Last week, Turkmenistan President Gurbanguly Berdymukhamedov released video footage of himself stunt driving in a rally car near the mouth of a burning crater to prove that rumors of his death were unfounded. According to CNN, Berdymukhamedov disappeared from the public eye for several weeks in July, prompting rumors concerning his health to circulate. A Russian radio station reportedly spoke to a little-known analyst who claimed businessmen in Turkmenistan “who have acquaintances in the security services” told him the president was dead. Berdymukhamedov's death was widely reported in Russian media, despite denials from the Turkmenistan government. The president's lack of media presence made some skeptical, however, as he often appears in state media broadcasts. Last Sunday, a 25-minute state-sponsored film was released that featured a montage of footage showing Berdymukhamedov riding horses, shooting guns, exercising, composing music in a recording studio, bowling and driving in circles near the edge of the Darvaza Crater. The crater is a natural gas cavern that was set alight by Soviet geologists in 1971 to avoid the spread of methane. The crater, commonly known as the “Gateway to Hell,” has not stopped burning since then. According to Newsweek, the Turkmenistan government released a statement claiming the president was on vacation and “continues active art activity, it is well-known that [the] Turkmen leader invariably tries to pay some time to do sport exercises, music, writing and scientific work despite his tight working schedule filled with important government affairs and events, visits and high-level meetings.” Critics have pointed out that the footage is heavily edited and it's not known when the scenes were filmed. Turkmenistan is noted for its human rights violations. Human Rights Watch has accused Berdymukhamedov of being a dictator. The nation is considered the second most isolated country in the world, superceded only by North Korea.
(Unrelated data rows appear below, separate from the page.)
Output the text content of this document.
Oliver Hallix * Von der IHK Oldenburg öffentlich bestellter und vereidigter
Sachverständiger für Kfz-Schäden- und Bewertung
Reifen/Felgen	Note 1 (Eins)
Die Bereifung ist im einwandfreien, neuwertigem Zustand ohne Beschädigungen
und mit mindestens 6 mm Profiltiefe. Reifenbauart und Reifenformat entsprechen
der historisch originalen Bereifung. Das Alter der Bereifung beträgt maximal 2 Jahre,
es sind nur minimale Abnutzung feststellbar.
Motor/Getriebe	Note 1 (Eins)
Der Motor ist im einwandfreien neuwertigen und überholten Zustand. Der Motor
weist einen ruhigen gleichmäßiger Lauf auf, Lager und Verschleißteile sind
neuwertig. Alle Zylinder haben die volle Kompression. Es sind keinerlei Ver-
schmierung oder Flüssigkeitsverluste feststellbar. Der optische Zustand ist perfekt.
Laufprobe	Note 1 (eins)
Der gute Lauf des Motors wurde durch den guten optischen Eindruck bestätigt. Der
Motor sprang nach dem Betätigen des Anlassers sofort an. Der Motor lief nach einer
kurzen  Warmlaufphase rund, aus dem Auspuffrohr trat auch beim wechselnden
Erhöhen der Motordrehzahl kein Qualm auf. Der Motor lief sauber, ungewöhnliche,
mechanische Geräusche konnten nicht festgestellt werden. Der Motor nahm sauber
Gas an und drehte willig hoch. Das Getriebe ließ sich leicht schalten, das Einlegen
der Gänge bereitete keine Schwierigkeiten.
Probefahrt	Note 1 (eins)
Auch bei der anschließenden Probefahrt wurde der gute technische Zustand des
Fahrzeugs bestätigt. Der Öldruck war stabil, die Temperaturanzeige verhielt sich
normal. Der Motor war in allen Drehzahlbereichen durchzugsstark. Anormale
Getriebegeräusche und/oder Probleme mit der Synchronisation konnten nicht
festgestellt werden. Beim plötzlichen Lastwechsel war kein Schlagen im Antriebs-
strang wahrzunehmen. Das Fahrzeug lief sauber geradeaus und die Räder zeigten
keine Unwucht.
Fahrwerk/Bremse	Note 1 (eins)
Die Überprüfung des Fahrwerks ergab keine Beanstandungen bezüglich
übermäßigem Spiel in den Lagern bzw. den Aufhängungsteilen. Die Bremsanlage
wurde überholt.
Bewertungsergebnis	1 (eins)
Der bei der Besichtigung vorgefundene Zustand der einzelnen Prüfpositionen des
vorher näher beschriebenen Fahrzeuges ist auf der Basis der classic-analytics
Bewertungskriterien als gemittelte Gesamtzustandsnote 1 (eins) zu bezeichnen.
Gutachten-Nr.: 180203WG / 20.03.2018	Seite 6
A permanent museum dedicated to the poop emoji has opened in Tokyo, Japan. According to TimeOut, a temporary pop-up Unko Museum (“unko” is Japanese for “poop”) was so successful that a permanent site has opened. The museum is a cute and colorful celebration of the famous poop emoji, boasting neon rainbow exhibits and installation art that expresses the concept of Max Unko Kawaii (“the maximum cuteness of poop”). The first exhibition opened in March in Yokohama. It was only meant to be a temporary installation and was set to close in September, but the response from visitors prompted organizers to open a permanent site in Tokyo’s amusement district, Odaiba. The new site is even larger than the pop-up was and includes new poop-related attractions. Visitors can expect to see exhibits like a poop-shaped volcano that expels smaller foam poops, lessons on restroom terminology from around the world and an entire room dedicated to Umberto, the museum's mascot—a man made of fecal matter who always carries a toilet. An arcade known as the “Kusogame Center” (“kuso” is a derogatory Japanese term for poop) gives players access to seven kuso-themed video games. Tourists can still visit the original exhibit in Yokohama until Sep. 30, but the new museum will be a permanent fixture at the DiverCity Tokyo Plaza shopping mall.
A Brazilian gang leader attempted to escape prison by using an elaborate disguise and posing as his daughter. The New York Times reports that Clauvino da Silva—also known as Baixinho (“Shorty”)—attempted a jailbreak earlier this month during a visit from his 19-year-old daughter. The Penitentiary Administration Secretariat of Rio de Janeiro released footage of the man wearing jeans, a pink T-shirt, a hoodie, glasses and a silicone mask. In the footage, the prisoner removes each piece of the disguise before being asked to identify himself. The video of the incident went viral in Brazil and internationally. Authorities are still unsure whether his daughter, who exchanged places with him during the incident, was involved in planning the escape attempt. Police are investigating da Silva's visitors to find out where the prisoner got his disguise. Da Silva, a member of Brazilian drug gang Red Command, was serving a 73-year sentence for drug trafficking. It was reportedly not his first escape attempt. According to The Guardian, da Silva was found dead in his cell days later. Prison officials say he committed suicide.
The owners of the infamous “Watcher” home have finally sold the property at a loss. Bloomberg reports that Derek and Maria Broaddus bought the $1.4 million Westfield, N.J., home in 2014 but never moved in after they began receiving threatening letters signed by a stalker calling themselves “The Watcher.” The letters claimed that the writer had been the spiritual guardian of the house for 20 years. “Why are you here? I will find out,” one letter read. “Who has the bedrooms facing the street? I’ll know as soon as you move in.” The writer complained about renovations being done to the house and claimed to have left an object in one of the walls. The incidents gained national attention in 2015 when the Broaddus family sued the home's previous owners for not disclosing the existence of the stalker. The case was dismissed. The family tried to sell the home on a number of occasions since the purchase but were unsuccessful until recently. They reportedly sold the house on July 1 for $959,360.